Missing sisters found safe 30 years later

The mysterious sisters have been living in an undisclosed location

Two sisters from Canada who were last seen in the 1980s have turned up safe in the United States, many years after their case went cold.

Anna and Kym Hakze, originally from Lethbridge, Canada, had not been seen since the mid 1980s. According to CBC News, their mother had unspecified contact with him in 1993, when Anna was 43 and Kim was 29. The mother filed a missing persons report in 2003, but it had long been inactive when police received a tip in 2012 about the missing women.

Eventually, Lethbridge police were able to determine that the women were living in an undisclosed United States location, and reportedly made contact with Kym Hazke, who now goes by another name, in late February.

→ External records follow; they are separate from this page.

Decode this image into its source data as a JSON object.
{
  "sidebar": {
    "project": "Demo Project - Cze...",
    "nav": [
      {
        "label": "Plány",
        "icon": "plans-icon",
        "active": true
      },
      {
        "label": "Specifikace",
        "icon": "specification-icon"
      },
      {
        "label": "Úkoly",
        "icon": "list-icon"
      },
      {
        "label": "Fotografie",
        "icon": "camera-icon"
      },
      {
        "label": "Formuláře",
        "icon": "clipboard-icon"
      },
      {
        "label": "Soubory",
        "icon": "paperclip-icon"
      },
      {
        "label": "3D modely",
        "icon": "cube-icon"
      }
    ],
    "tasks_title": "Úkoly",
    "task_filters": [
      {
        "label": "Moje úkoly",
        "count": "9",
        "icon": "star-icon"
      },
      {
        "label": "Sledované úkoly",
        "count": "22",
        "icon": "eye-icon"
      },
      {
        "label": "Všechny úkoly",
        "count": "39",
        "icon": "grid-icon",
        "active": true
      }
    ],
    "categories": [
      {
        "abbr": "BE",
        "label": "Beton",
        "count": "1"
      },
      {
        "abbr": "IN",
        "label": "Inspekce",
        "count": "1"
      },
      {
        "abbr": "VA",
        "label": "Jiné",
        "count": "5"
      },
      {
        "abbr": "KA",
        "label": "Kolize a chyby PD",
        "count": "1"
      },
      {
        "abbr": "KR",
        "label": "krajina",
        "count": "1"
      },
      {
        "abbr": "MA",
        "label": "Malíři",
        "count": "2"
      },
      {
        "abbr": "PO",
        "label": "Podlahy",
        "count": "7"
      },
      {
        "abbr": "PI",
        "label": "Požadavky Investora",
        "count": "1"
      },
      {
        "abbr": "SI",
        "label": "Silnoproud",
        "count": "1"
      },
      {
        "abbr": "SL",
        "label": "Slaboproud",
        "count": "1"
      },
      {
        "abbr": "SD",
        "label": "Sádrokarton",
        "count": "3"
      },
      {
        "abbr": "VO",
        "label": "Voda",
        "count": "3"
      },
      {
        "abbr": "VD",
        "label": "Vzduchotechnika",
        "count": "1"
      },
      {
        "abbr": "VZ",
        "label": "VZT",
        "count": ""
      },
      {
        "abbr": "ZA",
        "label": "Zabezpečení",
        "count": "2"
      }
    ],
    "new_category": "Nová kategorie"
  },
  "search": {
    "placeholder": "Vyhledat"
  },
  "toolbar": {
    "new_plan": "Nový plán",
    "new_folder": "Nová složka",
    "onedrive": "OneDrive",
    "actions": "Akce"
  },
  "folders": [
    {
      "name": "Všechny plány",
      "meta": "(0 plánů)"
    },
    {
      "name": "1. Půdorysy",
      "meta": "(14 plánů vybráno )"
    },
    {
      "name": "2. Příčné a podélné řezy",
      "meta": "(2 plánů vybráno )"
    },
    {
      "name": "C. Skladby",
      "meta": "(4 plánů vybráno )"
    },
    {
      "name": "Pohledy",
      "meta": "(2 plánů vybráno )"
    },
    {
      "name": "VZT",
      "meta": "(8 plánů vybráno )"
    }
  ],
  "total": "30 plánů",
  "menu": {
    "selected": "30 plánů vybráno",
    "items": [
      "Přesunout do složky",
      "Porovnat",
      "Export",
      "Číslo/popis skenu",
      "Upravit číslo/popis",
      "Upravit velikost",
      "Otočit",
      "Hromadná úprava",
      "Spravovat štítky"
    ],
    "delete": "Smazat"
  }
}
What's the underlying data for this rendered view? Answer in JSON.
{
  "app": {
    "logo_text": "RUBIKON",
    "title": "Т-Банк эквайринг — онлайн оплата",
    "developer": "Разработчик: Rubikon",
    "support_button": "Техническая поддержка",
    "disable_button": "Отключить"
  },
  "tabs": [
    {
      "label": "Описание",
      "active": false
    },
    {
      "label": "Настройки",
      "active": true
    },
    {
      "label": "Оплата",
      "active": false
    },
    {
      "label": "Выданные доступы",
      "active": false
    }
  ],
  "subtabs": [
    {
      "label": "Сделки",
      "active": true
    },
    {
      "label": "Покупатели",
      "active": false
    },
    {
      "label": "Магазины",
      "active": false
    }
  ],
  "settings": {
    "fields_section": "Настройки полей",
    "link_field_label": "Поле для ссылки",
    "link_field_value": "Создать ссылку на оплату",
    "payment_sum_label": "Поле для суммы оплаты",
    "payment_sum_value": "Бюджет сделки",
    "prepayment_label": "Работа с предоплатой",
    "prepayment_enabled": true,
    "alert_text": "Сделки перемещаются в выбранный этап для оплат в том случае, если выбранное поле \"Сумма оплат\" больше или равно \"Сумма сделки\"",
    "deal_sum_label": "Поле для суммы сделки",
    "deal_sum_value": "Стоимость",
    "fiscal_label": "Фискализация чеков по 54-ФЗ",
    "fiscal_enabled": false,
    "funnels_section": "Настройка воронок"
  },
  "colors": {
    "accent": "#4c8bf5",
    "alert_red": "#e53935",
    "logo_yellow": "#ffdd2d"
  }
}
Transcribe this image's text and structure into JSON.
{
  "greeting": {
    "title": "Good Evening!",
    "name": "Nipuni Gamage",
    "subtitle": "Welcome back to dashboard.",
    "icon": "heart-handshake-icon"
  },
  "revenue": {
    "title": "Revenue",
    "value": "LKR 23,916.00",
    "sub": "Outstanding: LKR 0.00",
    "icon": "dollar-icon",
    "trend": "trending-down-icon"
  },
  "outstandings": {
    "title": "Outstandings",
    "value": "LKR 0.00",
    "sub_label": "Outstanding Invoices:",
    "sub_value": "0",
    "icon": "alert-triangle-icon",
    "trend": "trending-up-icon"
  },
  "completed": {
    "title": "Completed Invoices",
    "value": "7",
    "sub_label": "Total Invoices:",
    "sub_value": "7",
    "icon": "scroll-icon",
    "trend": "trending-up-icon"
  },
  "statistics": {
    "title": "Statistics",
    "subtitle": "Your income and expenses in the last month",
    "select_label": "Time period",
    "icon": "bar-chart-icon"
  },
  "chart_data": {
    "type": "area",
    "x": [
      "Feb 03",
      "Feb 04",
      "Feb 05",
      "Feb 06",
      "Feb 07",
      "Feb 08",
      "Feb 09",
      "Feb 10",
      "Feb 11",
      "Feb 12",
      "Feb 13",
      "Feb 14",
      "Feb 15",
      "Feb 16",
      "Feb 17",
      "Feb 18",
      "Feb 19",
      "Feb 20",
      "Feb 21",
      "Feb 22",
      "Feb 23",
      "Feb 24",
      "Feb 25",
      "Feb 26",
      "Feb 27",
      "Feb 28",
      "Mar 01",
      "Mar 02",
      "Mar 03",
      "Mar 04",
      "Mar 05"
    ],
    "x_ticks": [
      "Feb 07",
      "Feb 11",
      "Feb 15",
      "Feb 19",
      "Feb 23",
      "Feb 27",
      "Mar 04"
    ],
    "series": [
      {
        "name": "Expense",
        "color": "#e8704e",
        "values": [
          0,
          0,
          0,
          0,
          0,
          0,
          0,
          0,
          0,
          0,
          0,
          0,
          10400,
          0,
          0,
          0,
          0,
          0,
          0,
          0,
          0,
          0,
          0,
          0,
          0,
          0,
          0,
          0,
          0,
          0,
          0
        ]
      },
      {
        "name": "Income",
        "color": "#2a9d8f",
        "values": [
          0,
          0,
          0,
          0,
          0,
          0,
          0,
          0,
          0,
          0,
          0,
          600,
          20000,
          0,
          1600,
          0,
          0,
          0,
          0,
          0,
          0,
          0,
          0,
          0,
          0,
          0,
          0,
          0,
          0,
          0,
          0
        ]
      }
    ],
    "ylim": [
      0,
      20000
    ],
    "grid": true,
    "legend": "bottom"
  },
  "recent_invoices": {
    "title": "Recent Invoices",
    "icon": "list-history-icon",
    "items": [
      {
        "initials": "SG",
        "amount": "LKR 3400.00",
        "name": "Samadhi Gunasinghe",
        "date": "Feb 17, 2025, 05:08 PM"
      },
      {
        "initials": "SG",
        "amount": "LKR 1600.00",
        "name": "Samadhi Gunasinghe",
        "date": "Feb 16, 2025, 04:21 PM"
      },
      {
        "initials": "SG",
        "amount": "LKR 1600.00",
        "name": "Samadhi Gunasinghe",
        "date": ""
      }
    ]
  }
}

“We were fortunate enough to have an assisting agency in the United States do a face-to-face with the one sister,” Lethbridge Police Staff Sgt. Scott Woods told CBC news.

The women reportedly left voluntarily, apparently wishing to start new lives. The younger sister, now 53, reportedly told police she didn’t know they had been the subject of a missing persons search.

“Without going into a lot of detail, and respecting their privacy, they had just left, due to some family turmoil … and had moved on, and were living their own life,” Woods told CBC.

The sisters will not be making any public statements. Police have given them contact information for their living relatives, and their brother told CBC he is hopeful he can reconnect with his sisters.

“I thought about them for all these years. I always hung onto a thread of hope because there was no confirmation either way that they were alive or not alive,” Ken Hazke CBC News, adding that because of the Privacy Act, he is unable to locate them or contact them himself.

“We have a second chance here to reconnect as a family and that is just a joyous occasion,” he said.